Can I use it in a commercial app?

Yes. speech-swift is licensed under Apache 2.0. The underlying model weights have their own licenses — check each model's HuggingFace page for details.

How much memory does it need?

From ~3 MB (Silero VAD) to ~6.5 GB (PersonaPlex 7B). Typical usage:

Can I run multiple models simultaneously?

Yes. Use CoreML models on the Neural Engine alongside MLX models on the GPU to avoid contention — for example, Silero VAD (CoreML) + Qwen3-ASR (MLX) + Qwen3-TTS (MLX).

Is there a REST API?

Yes. The audio-server binary exposes all models via HTTP REST and WebSocket endpoints, including an OpenAI Realtime API-compatible WebSocket at /v1/realtime. See the CLI Reference for server commands.

How do I install it?

Homebrew:

brew tap soniqo/speech https://github.com/soniqo/speech-swift && brew install speech

Swift Package Manager:

.package(url: "https://github.com/soniqo/speech-swift", branch: "main")

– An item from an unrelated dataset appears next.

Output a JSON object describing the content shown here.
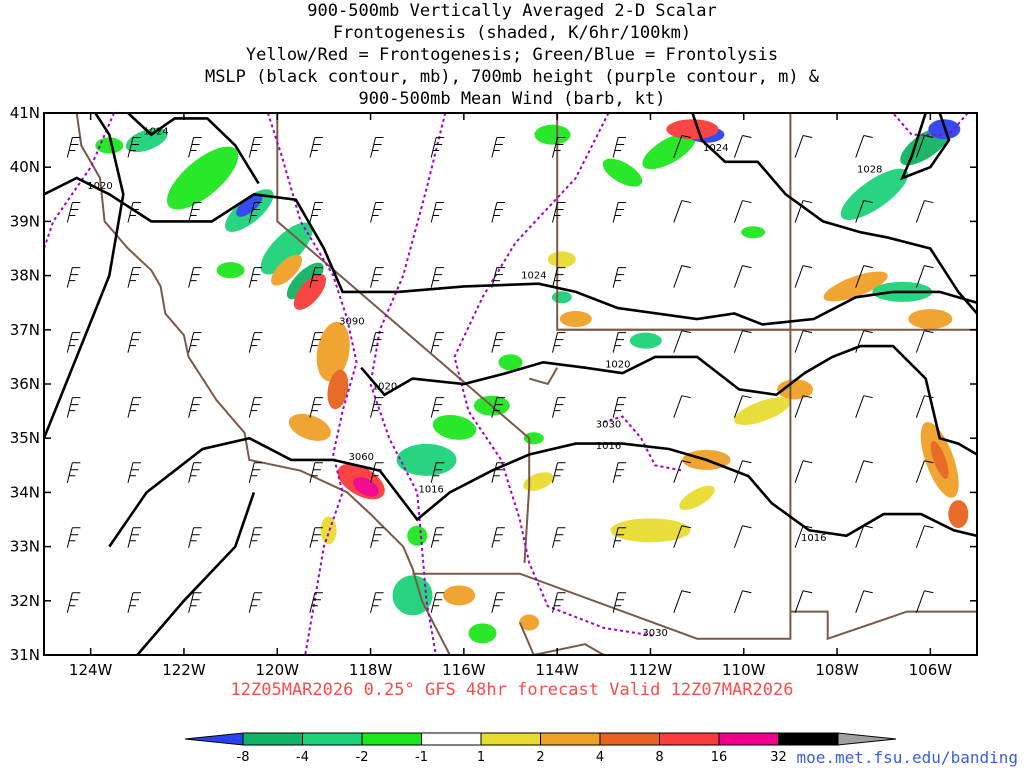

See the Getting Started guide for full instructions.

What speech models are available?

Speech-to-text: Qwen3-ASR (52 languages, MLX) and Parakeet TDT (25 languages, CoreML).

Text-to-speech: Qwen3-TTS (streaming, 10 languages), CosyVoice3 (voice cloning, 9 languages), and Kokoro-82M (iOS-ready, 50 voices, 10 languages).

Speech-to-speech: PersonaPlex 7B (full-duplex dialogue, 18 voice presets).

Audio analysis: Silero + Pyannote VAD, speaker diarization (Pyannote + Sortformer), WeSpeaker speaker embeddings, and DeepFilterNet3 noise suppression.

LLM: Qwen3-0.6B Chat (on-device, CoreML, INT4/INT8, streaming tokens).